Libri / Il libro di Attilio Piovano - di Mirella Caveggia
Attilio Piovano, musicologo e scrittore, per narrare i vagabondaggi della protagonista si insinua nelle pieghe della psicologia di una giovane donna...
Domenica, 20/06/2010 - Morwen, poco più che ventenne, decide un giorno di staccarsi dalla sua terra, l’isola di Wight, dall’amato faro che il padre custodisce, dai caldi affetti domestici e di andarsene sola incontro al mondo. Parte in una mattina di nebbia: porta con sé un segreto opprimente che la rende timida e ritrosa, insieme alle tracce di un felice mondo infantile e alle immagini vivide del suo “paradiso solitario e incontaminato” che “sa di erica, torba e salmastro”. Ha preso con sé fra le poche cose indispensabili anche un’arpa celtica. Il piccolo strumento, quasi un giocattolo, nel suo peregrinare per l’Europa sarà il suo punto di forza, l’unica certezza insieme all’amore per la musica, una passione profonda che culla i suoi sogni un po’ confusi di ragazza.
Amsterdam Londra, Amburgo… Se l’esperienza concentrata in tante città sconosciute le riserva sorprese e soddisfazioni, delusioni e affanni, in compenso le fornisce le basi di una serena vita futura e di una piena realizzazione personale e professionale. Ma inattese si profileranno le insidie di un destino, che come la folata di vento di un’isola del nord spegnerà quel sogno tessuto intorno alla più seducente e profonda delle arti.
Attilio Piovano, musicologo e scrittore, per narrare i vagabondaggi della protagonista si insinua nelle pieghe della psicologia di una giovane donna. E in certo senso ci riesce, sollecitato dal lato femminile che ogni artista cela nella sua personalità. Come suggerisce la copertina e la descrizione che ne fa l’autore (“occhi come l’oceano e capelli color miele”) la giovane ha una grazia delicata ben descritta, anche se darà prova di una tempra maschile.
Il racconto rivela un amore intenso dell’autore per la musica, che, come mette in rilievo Uto Ughi nella nota introduttiva, è il perno di questo lungo racconto o romanzo breve. (Ed.
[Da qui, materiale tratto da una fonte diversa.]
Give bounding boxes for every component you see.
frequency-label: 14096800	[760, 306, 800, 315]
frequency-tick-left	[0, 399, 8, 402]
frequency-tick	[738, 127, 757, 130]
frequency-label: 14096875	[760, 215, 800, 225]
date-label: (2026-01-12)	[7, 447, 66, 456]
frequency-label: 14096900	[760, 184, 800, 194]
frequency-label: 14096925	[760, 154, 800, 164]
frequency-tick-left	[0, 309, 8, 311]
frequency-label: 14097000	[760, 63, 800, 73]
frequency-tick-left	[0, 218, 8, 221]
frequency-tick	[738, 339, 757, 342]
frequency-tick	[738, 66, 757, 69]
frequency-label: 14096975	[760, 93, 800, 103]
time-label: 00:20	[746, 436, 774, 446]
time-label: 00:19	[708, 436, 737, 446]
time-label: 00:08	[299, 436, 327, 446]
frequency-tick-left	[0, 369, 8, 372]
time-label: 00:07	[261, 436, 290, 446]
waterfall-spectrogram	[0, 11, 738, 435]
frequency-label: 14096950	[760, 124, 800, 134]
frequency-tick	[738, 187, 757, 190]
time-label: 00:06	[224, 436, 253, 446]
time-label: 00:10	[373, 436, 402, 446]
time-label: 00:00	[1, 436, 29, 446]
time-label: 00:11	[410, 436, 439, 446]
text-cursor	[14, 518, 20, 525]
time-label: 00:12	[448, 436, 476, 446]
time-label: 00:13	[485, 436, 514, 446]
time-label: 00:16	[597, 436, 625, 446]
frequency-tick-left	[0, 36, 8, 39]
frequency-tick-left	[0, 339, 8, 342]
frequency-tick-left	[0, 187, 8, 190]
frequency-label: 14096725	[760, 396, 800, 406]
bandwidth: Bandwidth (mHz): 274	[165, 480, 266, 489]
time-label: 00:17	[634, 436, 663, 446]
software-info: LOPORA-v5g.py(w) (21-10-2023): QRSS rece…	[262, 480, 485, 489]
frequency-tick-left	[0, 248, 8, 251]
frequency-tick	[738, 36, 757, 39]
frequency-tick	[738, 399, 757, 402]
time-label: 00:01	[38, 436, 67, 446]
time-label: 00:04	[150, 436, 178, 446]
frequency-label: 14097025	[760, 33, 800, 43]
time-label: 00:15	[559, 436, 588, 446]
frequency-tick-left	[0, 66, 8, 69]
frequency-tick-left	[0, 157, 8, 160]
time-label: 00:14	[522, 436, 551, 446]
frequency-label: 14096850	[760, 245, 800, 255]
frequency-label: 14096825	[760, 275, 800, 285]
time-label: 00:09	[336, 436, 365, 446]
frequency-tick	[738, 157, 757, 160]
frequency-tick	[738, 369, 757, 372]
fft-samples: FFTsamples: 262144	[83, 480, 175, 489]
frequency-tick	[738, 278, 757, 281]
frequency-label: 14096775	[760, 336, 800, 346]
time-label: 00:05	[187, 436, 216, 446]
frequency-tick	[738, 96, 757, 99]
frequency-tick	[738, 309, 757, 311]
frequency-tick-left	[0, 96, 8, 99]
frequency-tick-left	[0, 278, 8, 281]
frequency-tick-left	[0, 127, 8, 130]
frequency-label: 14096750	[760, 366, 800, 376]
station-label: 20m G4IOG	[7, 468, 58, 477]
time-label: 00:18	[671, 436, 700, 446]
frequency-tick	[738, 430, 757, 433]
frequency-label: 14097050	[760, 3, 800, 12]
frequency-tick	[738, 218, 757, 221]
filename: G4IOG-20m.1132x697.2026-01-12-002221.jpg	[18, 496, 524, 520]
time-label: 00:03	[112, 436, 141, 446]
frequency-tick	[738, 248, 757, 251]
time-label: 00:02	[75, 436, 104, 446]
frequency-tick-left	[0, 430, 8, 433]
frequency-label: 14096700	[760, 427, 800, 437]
Rue Ballu, 175 pagine, 18 euro). Innegabile è il suo impegno di inoltrarsi nella difficile narrazione in prima persona, che intrecciata con l’introspezione, lascia affiorare i ricordi e parla di una invincibile nostalgia tenuta a bada. Le descrizioni dell’isola e dei suoi paesaggi costieri colmi di asprezze e di suggestione costituiscono la parte più riuscita del libro, anche perché si illuminano del calore domestico e della robustezza sincera dei rapporti famigliari. Frenano, ed è un peccato, la lievità e la scorrevolezza della narrazione alcuni dei numerosi dialoghi, che con il loro linguaggio uniforme, lievemente didascalico e a volte poco consono ai personaggi, non risultano verosimili.
La musica affiora in ogni pagina. Gli amanti delle citazioni troveranno di che compiacersi, anche se questi accenni non giovano all’intensità emotiva e creano un lieve distacco con il personaggio facendolo uscire dalla finzione. Ma il romanzo, che punta molto sugli elementi visivi e sulla qualità uditiva e musicale del linguaggio, si legge volentieri per la genuinità della vena narrativa.